Some adjustments and problem solving

Construction doesn't always go exactly as planned, especially when you are trying new techniques. This picture shows two adjustments that I had to make to solve of the problems I've encountered so far:



On the right side of the photo you see a red-handled C-Clamp in place. It's holding that section of plywood in place while the Elmer's Wood Glue dries. You see, I mismeasured the curve angle when I cut that subroadbed, and although I re-checked it, I thought I'd left enough extra width as a precaution so I didn't check to closely. Fortunately, the open space next to the subroad bed is unoccupied so the fix is as easy as adding a small bit of plywood. Because I want the two pieces of plywood to be the same level, and because of the difficulties with using screws to attach a narrow piece of plywood into the side of another piece of plywood, a strong wood glue is the preferred solution.

In the center of the photo is a bit more challenging of a problem.
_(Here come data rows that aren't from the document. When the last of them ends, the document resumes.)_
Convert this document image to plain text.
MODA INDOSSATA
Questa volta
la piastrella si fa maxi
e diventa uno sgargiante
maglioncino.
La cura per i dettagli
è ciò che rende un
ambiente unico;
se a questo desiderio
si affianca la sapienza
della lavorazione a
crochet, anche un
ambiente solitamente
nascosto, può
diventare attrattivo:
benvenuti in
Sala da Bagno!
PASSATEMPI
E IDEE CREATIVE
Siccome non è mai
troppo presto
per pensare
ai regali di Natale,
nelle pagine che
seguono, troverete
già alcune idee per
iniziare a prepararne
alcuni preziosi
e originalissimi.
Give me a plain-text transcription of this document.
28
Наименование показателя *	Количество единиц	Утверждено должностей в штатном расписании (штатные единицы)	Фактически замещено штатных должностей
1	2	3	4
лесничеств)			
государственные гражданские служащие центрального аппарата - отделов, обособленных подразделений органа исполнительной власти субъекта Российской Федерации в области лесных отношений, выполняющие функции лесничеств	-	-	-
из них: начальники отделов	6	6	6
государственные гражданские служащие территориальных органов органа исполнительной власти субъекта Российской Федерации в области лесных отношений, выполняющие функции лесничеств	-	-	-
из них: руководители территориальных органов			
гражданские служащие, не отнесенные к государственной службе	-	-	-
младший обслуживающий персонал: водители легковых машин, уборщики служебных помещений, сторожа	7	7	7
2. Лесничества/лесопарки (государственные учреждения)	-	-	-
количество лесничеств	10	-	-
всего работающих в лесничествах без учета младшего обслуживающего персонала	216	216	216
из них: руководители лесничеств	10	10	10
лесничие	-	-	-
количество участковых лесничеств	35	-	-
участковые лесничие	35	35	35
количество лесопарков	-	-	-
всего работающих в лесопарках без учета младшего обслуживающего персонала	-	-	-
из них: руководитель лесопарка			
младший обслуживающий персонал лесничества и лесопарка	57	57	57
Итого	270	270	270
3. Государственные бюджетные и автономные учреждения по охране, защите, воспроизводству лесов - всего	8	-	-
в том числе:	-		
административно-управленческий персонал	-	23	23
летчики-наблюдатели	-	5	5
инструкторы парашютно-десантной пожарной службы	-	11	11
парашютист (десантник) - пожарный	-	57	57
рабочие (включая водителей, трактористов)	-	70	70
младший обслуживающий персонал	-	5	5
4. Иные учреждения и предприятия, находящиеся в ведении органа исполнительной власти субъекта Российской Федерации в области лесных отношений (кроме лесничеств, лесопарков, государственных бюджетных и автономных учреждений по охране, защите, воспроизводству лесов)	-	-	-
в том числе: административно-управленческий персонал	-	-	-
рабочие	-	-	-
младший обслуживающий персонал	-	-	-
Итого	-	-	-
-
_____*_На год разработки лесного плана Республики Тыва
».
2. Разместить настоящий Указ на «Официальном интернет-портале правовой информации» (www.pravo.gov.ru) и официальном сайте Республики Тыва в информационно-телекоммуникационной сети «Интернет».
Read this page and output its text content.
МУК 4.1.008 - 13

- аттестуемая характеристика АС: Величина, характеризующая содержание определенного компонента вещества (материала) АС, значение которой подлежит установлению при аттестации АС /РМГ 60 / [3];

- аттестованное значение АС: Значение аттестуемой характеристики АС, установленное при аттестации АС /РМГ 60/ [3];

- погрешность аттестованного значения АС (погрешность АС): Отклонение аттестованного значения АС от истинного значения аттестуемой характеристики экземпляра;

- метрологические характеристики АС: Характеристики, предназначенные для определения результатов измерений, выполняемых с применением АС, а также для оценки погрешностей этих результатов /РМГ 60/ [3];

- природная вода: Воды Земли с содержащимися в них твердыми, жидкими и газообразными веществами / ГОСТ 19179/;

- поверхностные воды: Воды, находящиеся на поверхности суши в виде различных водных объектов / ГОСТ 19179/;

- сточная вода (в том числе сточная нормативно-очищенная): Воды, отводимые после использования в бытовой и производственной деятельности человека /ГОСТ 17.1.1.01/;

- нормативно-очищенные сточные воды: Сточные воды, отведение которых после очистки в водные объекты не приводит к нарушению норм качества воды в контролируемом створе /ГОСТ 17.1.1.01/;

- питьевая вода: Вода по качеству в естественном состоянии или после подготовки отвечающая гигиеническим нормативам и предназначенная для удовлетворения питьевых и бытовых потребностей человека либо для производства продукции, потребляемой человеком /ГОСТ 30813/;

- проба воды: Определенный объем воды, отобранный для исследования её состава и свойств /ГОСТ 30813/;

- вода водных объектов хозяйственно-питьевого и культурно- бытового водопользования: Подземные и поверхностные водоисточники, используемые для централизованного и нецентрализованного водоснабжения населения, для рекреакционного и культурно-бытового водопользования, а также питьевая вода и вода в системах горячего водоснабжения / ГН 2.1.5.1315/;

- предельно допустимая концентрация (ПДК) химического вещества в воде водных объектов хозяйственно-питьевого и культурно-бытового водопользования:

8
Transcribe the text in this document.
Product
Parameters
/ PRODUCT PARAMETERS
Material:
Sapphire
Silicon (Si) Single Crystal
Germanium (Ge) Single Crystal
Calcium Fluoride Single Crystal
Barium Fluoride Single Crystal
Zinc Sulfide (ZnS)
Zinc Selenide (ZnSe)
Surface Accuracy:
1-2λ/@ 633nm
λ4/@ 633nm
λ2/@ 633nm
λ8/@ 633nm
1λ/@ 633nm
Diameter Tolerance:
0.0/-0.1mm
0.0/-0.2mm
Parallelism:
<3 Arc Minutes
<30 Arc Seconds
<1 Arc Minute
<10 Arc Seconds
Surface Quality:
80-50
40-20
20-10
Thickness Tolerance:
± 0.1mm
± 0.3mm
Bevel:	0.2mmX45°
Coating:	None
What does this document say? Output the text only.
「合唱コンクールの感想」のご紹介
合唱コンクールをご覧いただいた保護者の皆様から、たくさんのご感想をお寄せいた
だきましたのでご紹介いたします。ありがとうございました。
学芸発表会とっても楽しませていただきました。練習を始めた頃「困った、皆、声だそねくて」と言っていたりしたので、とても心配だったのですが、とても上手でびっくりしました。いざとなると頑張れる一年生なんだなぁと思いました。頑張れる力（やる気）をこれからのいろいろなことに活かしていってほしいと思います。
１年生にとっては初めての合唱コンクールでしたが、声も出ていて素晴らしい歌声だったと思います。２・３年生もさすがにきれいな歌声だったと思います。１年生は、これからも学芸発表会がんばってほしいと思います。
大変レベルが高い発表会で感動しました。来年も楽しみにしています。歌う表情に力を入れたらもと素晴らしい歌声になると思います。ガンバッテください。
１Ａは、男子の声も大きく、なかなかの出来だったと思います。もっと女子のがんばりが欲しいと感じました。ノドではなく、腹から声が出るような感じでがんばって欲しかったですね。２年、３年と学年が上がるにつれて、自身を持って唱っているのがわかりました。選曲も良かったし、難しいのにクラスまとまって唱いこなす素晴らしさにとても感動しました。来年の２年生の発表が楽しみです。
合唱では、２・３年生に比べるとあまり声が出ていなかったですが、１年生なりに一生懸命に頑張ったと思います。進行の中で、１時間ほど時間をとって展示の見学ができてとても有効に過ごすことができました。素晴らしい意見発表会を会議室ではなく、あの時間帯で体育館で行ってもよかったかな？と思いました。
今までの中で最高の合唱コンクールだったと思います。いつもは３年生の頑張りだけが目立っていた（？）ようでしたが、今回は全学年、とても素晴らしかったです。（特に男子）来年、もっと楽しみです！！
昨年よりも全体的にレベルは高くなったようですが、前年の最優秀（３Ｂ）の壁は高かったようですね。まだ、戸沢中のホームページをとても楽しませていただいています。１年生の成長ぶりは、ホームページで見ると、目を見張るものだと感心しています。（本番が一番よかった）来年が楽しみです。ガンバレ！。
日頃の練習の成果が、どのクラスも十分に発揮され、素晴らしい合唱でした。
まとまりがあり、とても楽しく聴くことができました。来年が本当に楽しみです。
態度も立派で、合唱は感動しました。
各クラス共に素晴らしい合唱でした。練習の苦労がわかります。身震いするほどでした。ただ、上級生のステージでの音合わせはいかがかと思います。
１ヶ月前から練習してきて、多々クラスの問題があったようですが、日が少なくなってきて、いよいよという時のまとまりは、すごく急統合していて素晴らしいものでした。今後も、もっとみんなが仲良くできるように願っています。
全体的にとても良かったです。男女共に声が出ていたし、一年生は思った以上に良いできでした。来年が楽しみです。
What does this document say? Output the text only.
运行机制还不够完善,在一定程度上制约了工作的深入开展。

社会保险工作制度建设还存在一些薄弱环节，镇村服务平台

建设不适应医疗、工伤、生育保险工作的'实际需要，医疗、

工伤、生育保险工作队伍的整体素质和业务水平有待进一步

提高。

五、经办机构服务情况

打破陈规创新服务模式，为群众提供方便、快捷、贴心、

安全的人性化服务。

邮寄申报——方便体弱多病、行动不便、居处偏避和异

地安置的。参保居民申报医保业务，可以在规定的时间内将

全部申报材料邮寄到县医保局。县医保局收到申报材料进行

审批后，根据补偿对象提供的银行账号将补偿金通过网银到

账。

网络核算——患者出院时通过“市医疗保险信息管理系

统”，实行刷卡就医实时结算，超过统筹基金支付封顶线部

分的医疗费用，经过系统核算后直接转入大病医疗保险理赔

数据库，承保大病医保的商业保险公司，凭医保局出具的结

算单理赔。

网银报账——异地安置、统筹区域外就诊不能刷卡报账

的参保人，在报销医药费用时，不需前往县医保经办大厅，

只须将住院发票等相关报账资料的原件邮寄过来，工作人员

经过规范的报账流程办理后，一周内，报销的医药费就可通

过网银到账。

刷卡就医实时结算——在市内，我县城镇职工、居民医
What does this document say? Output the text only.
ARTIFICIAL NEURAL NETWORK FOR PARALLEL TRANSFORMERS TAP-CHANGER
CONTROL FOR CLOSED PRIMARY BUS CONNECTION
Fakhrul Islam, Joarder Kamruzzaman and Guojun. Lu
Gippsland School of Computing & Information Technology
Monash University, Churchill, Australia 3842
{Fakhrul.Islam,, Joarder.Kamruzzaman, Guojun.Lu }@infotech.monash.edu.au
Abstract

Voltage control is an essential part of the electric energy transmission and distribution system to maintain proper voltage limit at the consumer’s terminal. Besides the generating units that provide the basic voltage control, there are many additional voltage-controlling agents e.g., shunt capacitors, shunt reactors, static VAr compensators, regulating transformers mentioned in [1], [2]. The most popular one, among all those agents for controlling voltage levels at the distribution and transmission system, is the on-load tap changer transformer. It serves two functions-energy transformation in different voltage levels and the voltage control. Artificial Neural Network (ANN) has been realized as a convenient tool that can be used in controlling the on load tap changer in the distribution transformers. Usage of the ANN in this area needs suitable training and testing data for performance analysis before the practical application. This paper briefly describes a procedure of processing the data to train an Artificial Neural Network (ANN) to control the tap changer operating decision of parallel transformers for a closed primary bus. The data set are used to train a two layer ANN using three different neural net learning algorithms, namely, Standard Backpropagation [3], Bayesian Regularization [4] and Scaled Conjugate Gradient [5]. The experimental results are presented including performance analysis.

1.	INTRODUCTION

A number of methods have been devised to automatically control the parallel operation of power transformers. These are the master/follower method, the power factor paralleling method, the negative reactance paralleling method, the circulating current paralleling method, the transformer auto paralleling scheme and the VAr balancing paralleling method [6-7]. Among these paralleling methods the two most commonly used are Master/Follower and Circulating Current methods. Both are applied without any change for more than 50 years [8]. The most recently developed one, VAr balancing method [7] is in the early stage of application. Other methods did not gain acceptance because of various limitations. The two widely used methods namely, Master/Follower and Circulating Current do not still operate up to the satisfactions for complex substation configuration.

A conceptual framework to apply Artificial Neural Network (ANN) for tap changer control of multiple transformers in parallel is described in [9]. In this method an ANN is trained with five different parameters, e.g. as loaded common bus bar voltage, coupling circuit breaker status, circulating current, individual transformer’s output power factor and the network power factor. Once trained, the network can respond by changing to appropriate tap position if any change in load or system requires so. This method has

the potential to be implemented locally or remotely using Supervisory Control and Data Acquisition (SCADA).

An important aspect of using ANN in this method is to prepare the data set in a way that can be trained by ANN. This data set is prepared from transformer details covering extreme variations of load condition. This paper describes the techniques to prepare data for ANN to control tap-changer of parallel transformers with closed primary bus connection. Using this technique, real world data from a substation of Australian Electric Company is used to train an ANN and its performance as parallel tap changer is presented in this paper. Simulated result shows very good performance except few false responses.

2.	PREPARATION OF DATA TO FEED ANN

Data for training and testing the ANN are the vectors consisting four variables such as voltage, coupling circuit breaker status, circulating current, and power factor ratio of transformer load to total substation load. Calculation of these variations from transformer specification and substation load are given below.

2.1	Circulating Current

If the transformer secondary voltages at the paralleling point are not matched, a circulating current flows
A short length, about 15" of curved 1/2" plywood has been put in place to serve as subroadbed for the middle tier return track. The wood had to be this short because the subroadbed on either side of it is 5.2mm lauan in due to clearance requirements underneath. Alas, the short length means only two support piers are available, and two is simply not enough to force the plywood into a level shape. I've found you need at least 3 piers, no greater than 12" apart.

So, the subroadbed was bowed up on both ends. The solution was to find a piece of 1 1/2" wide plywood with one very straight edge (I had some left over from the first staging effort), and attach it to the under side lengthwise against that straight edge. It's a slightly delicate operation as this type of wood is prone to splitting. I used 5/8" #6 screws, pilot holes, and of course C-clamps to line everything up. The end result, though, is indeed level and even.

One can avoid such problems with a subroadbed technique known as Spline Roadbed, an example of which is at the link. It requires extra effort in construction but done right it assures very even surfaces. Advocates also point out that it can be used to create natural spiral easements (transitions from straight a.k.a. tangent track to curved track).

However, in addition to the extra time and cost involved with creating spline subroadbed, most spline methods require extra vertical clearance (however, the specific spline method shown at the link above definitely minimizes this disadvantage).

For now I seem to be able to create level plywood subroadbed through careful construction, and in terms of spiral easements I use another technique that gets good results (to be described later). However, spline roadbed is a good method to be aware of, and I may decide to apply it to some situations later in the layout.